I understand that this approach likely has some problems of its own. I could see, for instance, a race condition where the forked child finishes, but the 2nd thread gets the mutex first and a signal is sent to a PID that is no longer valid/belongs to a different process (although I think it would be very unlikely for both the race condition AND PID reuse to occur in a way that this could happen, correct me if I am wrong). What I do not understand is why this example in its current form does not work. The correct PID (as reported by the script and thread sending kill()) is signaled, but continues to completion. This does not happen if I send SIGKILL, however this is undesirable as I would like the scripts to be able to handle the interrupt and clean up after themselves.

So to reiterate my main question, what methods should I be looking into to accomplish the desired functionality of:

  • Main thread executes scripts in a way that can be interrupted
  • Secondary thread can interrupt the script executed in main OR main itsself

I would be happy to be pointed in another direction for accomplishing this, as it seems like it is not something I can easily accomplish with my current methods, or if someone could point out a way to get my example working as expected in a way that is safe, I would be equally happy.

For completeness, the script this is executing:

#!/bin/bash

for i in {1..20}
do
   echo "Sleeping in script PID = $$"
   sleep 1
done
echo "DONE"

And it is compiled with:

gcc -pthread ./main.c -o main

Solution

  • I first tried storing the pthread TID of the main thread in a global, and when a connection fails, the second thread would execute a pthread_kill() on the parents TID sending a SIGINT [...]

    The main problem with that is not SIGINT being blocked in the process calling system(), but rather that it is the child process that needs to be signaled in that case. Raising a signal in the thread running system() does not achieve that.

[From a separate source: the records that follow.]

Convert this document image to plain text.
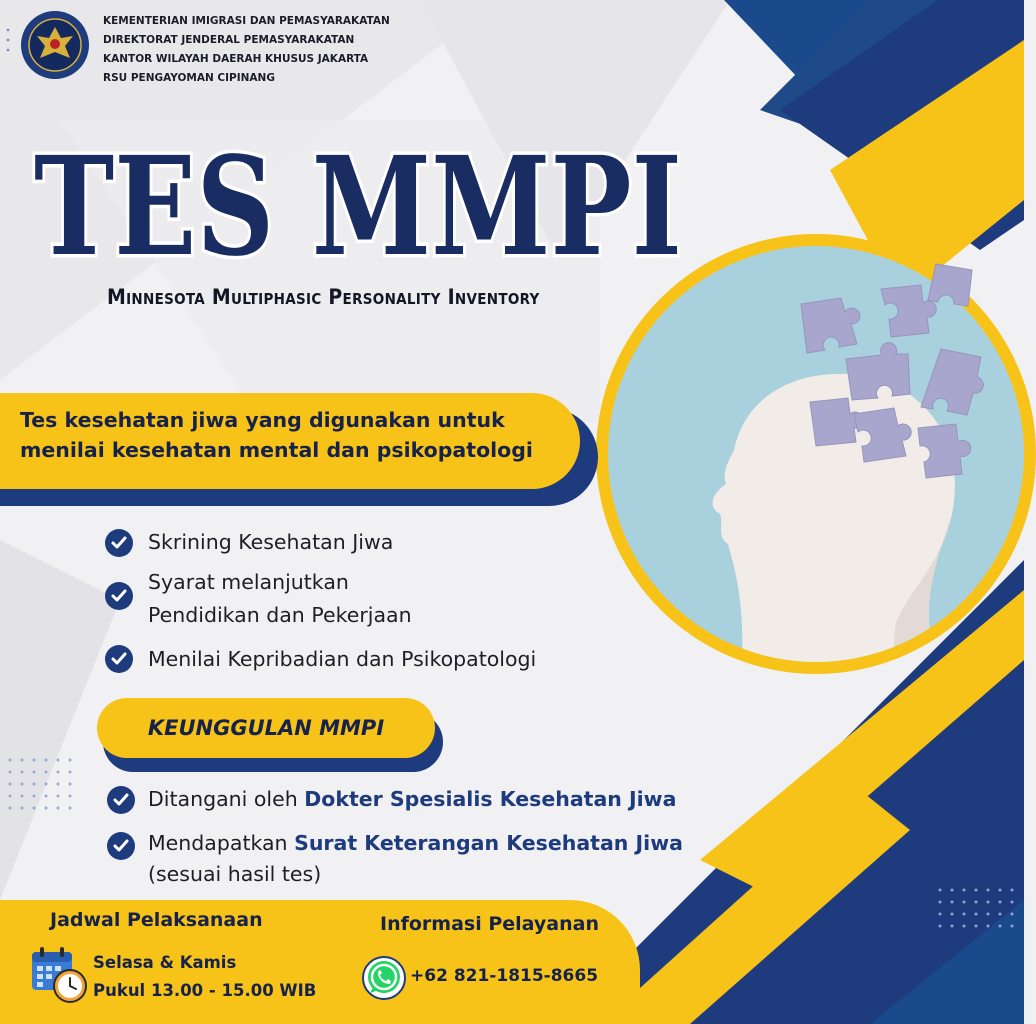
KEMENTERIAN IMIGRASI DAN PEMASYARAKATAN
DIREKTORAT JENDERAL PEMASYARAKATAN
KANTOR WILAYAH DAERAH KHUSUS JAKARTA
RSU PENGAYOMAN CIPINANG
TES MMPI
Minnesota Multiphasic Personality Inventory
Tes kesehatan jiwa yang digunakan untuk
menilai kesehatan mental dan psikopatologi
Skrining Kesehatan Jiwa
Syarat melanjutkan
Pendidikan dan Pekerjaan
Menilai Kepribadian dan Psikopatologi
KEUNGGULAN MMPI
Ditangani oleh Dokter Spesialis Kesehatan Jiwa
Mendapatkan Surat Keterangan Kesehatan Jiwa
(sesuai hasil tes)
Jadwal Pelaksanaan	Informasi Pelayanan
Selasa & Kamis
Pukul 13.00 - 15.00 WIB
+62 821-1815-8665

    You could try kill(0, SIGINT). That will send a SIGINT to every process in the calling process's process group, which probably includes the shell launched by system() (but not necessarily processes launched in turn by that shell). It definitely includes the calling process itself, though the SIGINT will initially be blocked there. Take care, because it may include other processes as well, such as the parent of the update server.

    The combination of system("./script.sh") and kill(0, SIGINT) seems to work for me in my limited testing, but I do recommend taking care to ensure that the resulting SIGINT will not kill the the server process. I'm not sure right now why it didn't do that in my tests, but it didn't.

    Along the same lines, you could try kill(-1, SIGINT). That will send the signal to all the processes (excepting a few unspecified system processes) that the calling process is permitted to signal. That will almost surely include all the processes related to the system() call. It will include the calling process itself. And it may very well include other processes as well. When I tested this, it killed my whole login session.

    I try to recreate the function of system() in a way that the forked child PID is stored and can be interrupted from the second thread instead of the parents TID

    [...]

    I do not understand is why this example in its current form does not work.

    You seem to be running into a behavior of your /bin/sh. I find that if I modify your mysystem() function to launch the script via /bin/bash ...

            execl("/bin/bash", "bash", "-c", command, (char *) NULL);
    

    ... then it receives the SIGINT sent by the other thread and aborts. I'm unable to explain that based on the manual. I'm especially having trouble explaining why bash still ignores SIGINT when I execute the same command (/bin/bash -c ./script.sh) from an interactive shell.